Bab 1

77 1 0
                                    

Surabaya, 2005

Banyak fresh graduate mengincar posisi di perusahaan multinasional. Mereka bermimpi bekerja di kantor berlantai puluhan dengan dinding kaca. Ada kebanggaan tersendiri mengenakan kemeja lengan panjang dengan dasi bak professional muda, dan menemui klien di hotel berbintang lima.

Michael tidak. Dengan percaya diri, setiap hari ia akan turun ke toko yang berada di lantai satu ruko tempat keluarganya tinggal. Berseragam kaus polo, celana jins, dan senyum lebar, ia siap memimpin belasan pegawai untuk melayani pelanggan. "Kantor"nya adalah meja kayu besar dan kursi jati tua di sudut toko, dihiasi kipas angin standing yang mungkin lebih tua dari dirinya dan tape radio yang memperdengarkan suara Teresa Teng, penyanyi favorit papanya.

Tak sedikit orang yang menyayangkan pilihan Michael. Setelah lulus dengan predikat memuaskan dari universitas swasta yang ternama di Surabaya, alih-alih menjadi Pak Michael, manager kantor yang dihormati, ia memilih dikenal sebagai Ming –nama Mandarin-nya, tangan kanan dan anak Koh Ah Lung.

Eman-eman, Nyo. Wes jadi sarjana kok cuma jaga toko papa e? Sayang sekali, Nyo. Sudah jadi sarjana, kok cuma jaga toko papanya?

Kebanyakan pelanggan toko akan berkomentar demikian, menyayangkan keberadaannya di toko ketika menjumpai Ming melayani mereka.

Namun, Ming juga tahu, di belakangnya ada banyak saudara dan kerabat papa dan mamanya yang sering memberi pujian. Banyak juga yang menjadikannya sebagai teladan bagi anak dan cucu mereka.

Kamu niruo Ko Ming. Masio lulus S1, mau nurut orang tua, nerusno usaha keluarga. Tirulah Ko Ming. Walaupun lulusan S1, ia patuh pada orang tua, meneruskan usaha keluarga.

Ming itu lo ndak jiao ao, ndak gengsian. Panas-panas ndek toko ya ndak sambat. Ciamik pol! Ming itu lo tidak sombong dan tidak gengsi. Walaupun panas-panasan di toko, tidak mengeluh. Hebat banget!

Tak mengapa setiap hari hanya mengenakan kaus, jins, dan sandal gunung. Asalkan papanya puas, ia tak keberatan. Lagi pula, dengan jam kerja yang fleksibel, ia jadi punya banyak waktu untuk Jessica, pacarnya sejak SMA.

Seakan punya kemampuan telepati, ponsel Ming berdering. Nama Jessica tertera di layar.

Ia tersenyum lalu menekan tombol berwarna hijau.

"Halo, Jes."

"Morning, Yang. Nanti siang jadi anter aku?"

"Semoga bisa on time ya. Kalo toko rame, aku nggak berani ninggal."

"Lo, kita wes janjian lama. Masa kamu lebih mentingin toko daripada aku?"

"Bukan gitu, Jes. Kalo siang nggak sempat, kita masih bisa pergi sore, setelah tutup toko, 'kan? Aku nggak enak sama Papa kalo ninggal pas lagi rame."

Tidak ada jawaban dari Jessica. Ming mulai mengangkat tumit kaki kanannya, lalu menggerakkannya tak sabar. Ia khawatir pacarnya ngambek. Namun, di sisi lain, ia juga ingin Jessica memahami ia tak bisa meninggalkan tanggung jawabnya.
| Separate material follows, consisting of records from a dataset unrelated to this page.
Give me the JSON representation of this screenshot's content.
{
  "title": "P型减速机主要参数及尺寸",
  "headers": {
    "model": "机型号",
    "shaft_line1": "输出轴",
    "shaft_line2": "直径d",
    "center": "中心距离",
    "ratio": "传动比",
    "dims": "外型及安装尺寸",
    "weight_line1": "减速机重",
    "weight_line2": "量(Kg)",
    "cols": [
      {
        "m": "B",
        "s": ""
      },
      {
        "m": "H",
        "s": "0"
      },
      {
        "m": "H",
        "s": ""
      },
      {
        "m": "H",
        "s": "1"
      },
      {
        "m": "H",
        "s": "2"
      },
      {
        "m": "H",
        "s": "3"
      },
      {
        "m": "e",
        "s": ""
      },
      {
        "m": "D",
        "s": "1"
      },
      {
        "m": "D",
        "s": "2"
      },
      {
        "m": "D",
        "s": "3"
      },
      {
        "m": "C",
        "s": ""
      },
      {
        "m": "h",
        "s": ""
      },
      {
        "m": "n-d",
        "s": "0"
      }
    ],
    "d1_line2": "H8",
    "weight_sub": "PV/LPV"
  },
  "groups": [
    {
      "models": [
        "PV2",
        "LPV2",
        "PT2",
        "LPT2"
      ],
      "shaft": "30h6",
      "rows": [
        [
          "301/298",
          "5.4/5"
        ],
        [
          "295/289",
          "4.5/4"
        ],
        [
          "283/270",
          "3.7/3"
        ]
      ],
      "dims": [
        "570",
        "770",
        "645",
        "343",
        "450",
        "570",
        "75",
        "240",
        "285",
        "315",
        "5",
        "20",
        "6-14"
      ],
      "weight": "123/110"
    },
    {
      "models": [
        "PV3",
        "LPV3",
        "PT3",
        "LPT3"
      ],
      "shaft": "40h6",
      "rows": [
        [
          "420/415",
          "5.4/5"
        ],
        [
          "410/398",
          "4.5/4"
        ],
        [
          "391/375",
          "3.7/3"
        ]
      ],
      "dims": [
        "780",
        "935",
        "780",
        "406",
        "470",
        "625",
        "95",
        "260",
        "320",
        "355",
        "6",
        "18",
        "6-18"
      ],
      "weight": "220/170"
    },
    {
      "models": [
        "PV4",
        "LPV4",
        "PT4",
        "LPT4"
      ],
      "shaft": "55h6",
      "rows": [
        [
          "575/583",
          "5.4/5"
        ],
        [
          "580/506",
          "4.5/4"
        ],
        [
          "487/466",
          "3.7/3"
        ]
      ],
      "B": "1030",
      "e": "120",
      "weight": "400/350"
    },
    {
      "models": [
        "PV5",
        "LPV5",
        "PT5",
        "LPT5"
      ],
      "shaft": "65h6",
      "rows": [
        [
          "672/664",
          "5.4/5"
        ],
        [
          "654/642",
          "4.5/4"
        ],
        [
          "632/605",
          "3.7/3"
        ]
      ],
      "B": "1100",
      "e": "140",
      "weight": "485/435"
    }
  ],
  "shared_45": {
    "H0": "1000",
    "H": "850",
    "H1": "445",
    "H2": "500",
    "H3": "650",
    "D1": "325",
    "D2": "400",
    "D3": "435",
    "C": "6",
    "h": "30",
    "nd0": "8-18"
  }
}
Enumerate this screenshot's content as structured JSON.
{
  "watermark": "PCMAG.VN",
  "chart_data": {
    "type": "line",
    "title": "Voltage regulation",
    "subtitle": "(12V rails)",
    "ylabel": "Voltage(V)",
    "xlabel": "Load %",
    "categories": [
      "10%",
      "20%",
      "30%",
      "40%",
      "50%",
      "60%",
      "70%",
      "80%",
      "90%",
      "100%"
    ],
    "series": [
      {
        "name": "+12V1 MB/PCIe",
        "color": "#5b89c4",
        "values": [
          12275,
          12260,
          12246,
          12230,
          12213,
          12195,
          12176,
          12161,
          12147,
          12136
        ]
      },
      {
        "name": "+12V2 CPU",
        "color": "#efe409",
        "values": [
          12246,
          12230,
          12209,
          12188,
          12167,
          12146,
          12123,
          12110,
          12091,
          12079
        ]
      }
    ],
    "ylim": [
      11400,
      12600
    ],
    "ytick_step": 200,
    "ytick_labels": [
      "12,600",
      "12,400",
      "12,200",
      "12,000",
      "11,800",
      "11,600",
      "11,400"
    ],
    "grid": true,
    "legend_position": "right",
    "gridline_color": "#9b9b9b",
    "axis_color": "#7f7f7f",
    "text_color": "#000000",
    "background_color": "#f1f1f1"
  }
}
"Jes, jangan ngambek, dong. Nanti pasti aku temani cari sepatu," bujuk Ming.

Helaan napas kasar terdengar dari seberang.

"Ya. Awas kamu nggak temani aku sampai ketemu sepatunya. Acara Ce Jennie itu minggu depan, Yang," ancam Jessica ketus.

Ming tersenyum simpul. Bagi Jessica, penampilan adalah segalanya, terutama untuk acara khusus keluarga mereka. Acara pertunangan kakaknya tidak terkecuali.

"Iya, aku tahu. Princess Jessica jangan ngambek, ya? Nanti aku beliin es krim favoritmu."

"Duh, aku gendutan, Yang. Gara-gara kamu ajak makan terus. Kemarin ngepas gaun udah agak kesempitan."